A strangled laugh left Emberly as she returned her focus to me. “Here I am talking about the town scaring you off, and I went and got all deep with you as soon as you resurfaced. Good job, Em,” she murmured and then shifted in the chair, readying to stand. “Let me know if I can get you anything.”
“Are you always here?” I asked before she could get to her feet. “Wait, that sounded rude. I just meant that you’ve been here every time I’ve come, and I’ve shown up at very different times.”
She shrugged and a smile pulled at her plum-painted mouth as she glanced around the café. “This is my baby.” When she noticed my confusion, she hurried to say, “Sorry, I’m not used to people not knowing everything. I own Brewed with my mom.”

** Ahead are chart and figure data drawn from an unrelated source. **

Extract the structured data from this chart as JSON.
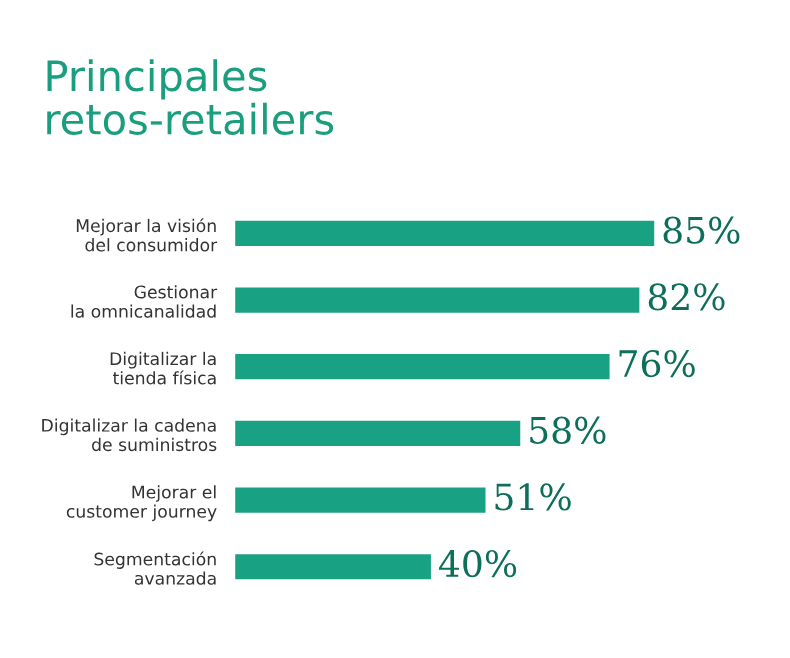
{
  "chart_data": {
    "type": "bar",
    "orientation": "horizontal",
    "title": "Principales\nretos-retailers",
    "categories": [
      "Mejorar la visión\ndel consumidor",
      "Gestionar\nla omnicanalidad",
      "Digitalizar la\ntienda física",
      "Digitalizar la cadena\nde suministros",
      "Mejorar el\ncustomer journey",
      "Segmentación\navanzada"
    ],
    "values": [
      85,
      82,
      76,
      58,
      51,
      40
    ],
    "color": "#18a183",
    "data_labels": true,
    "value_labels": [
      "85%",
      "82%",
      "76%",
      "58%",
      "51%",
      "40%"
    ],
    "grid": false,
    "legend": false
  }
}
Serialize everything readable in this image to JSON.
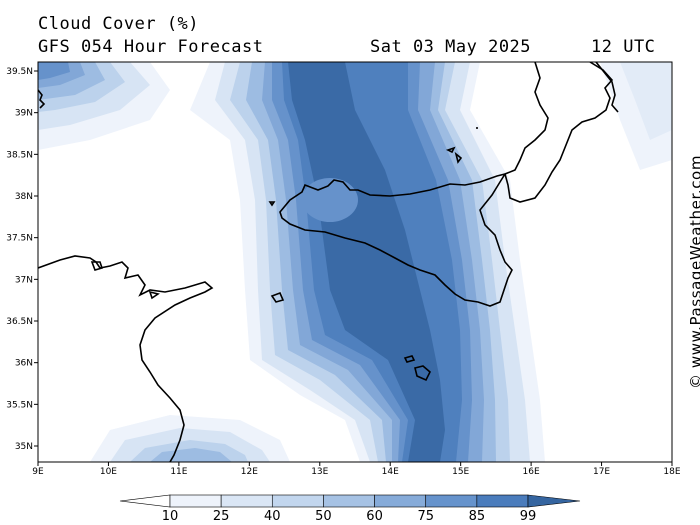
{
  "header": {
    "title": "Cloud Cover (%)",
    "model_line": "GFS 054 Hour Forecast",
    "date": "Sat 03 May 2025",
    "time": "12 UTC"
  },
  "credit": "© www.PassageWeather.com",
  "axes": {
    "longitude_labels": [
      "9E",
      "10E",
      "11E",
      "12E",
      "13E",
      "14E",
      "15E",
      "16E",
      "17E",
      "18E"
    ],
    "latitude_labels": [
      "39.5N",
      "39N",
      "38.5N",
      "38N",
      "37.5N",
      "37N",
      "36.5N",
      "36N",
      "35.5N",
      "35N"
    ]
  },
  "legend": {
    "values": [
      "10",
      "25",
      "40",
      "50",
      "60",
      "75",
      "85",
      "99"
    ],
    "colors": [
      "#ffffff",
      "#eef3fb",
      "#dae6f5",
      "#c2d6ee",
      "#a6c2e4",
      "#86abd9",
      "#6693cc",
      "#4a7cbc",
      "#3565a0"
    ]
  }
}
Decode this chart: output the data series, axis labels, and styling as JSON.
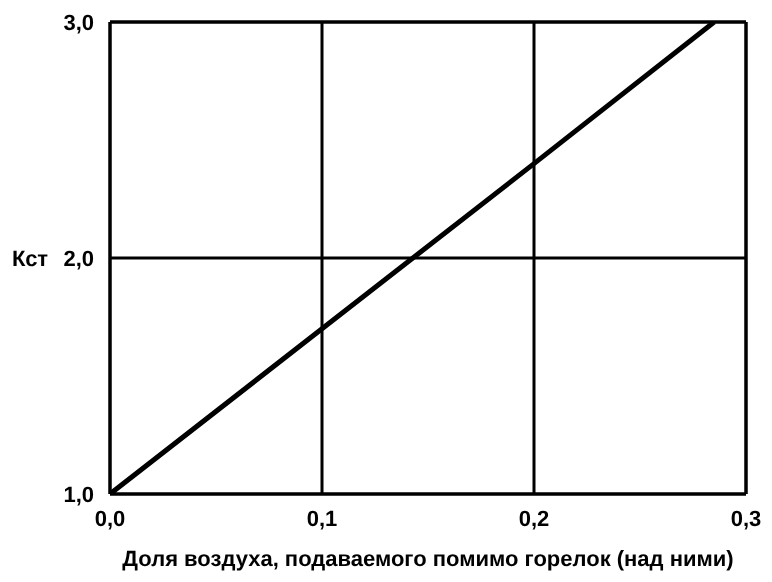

That flare of bitterness was unstoppable, but I tried so damn hard to suppress it. Even still, my voice was just a breath when I said, “Do you?”
She tilted her head back a bit, gesturing to the barn doors leading to the bar area. “I grew up in that bar. My mom managed it and then bought it from the owners when they didn’t want it anymore. When I was in high school, this space opened, and I told my mom we should buy it and turn it into a coffee shop since the only place to get coffee within a half-hour was the diner.” She shuddered and leaned closer. “And, trust me, no one ever drinks the coffee at the diner.”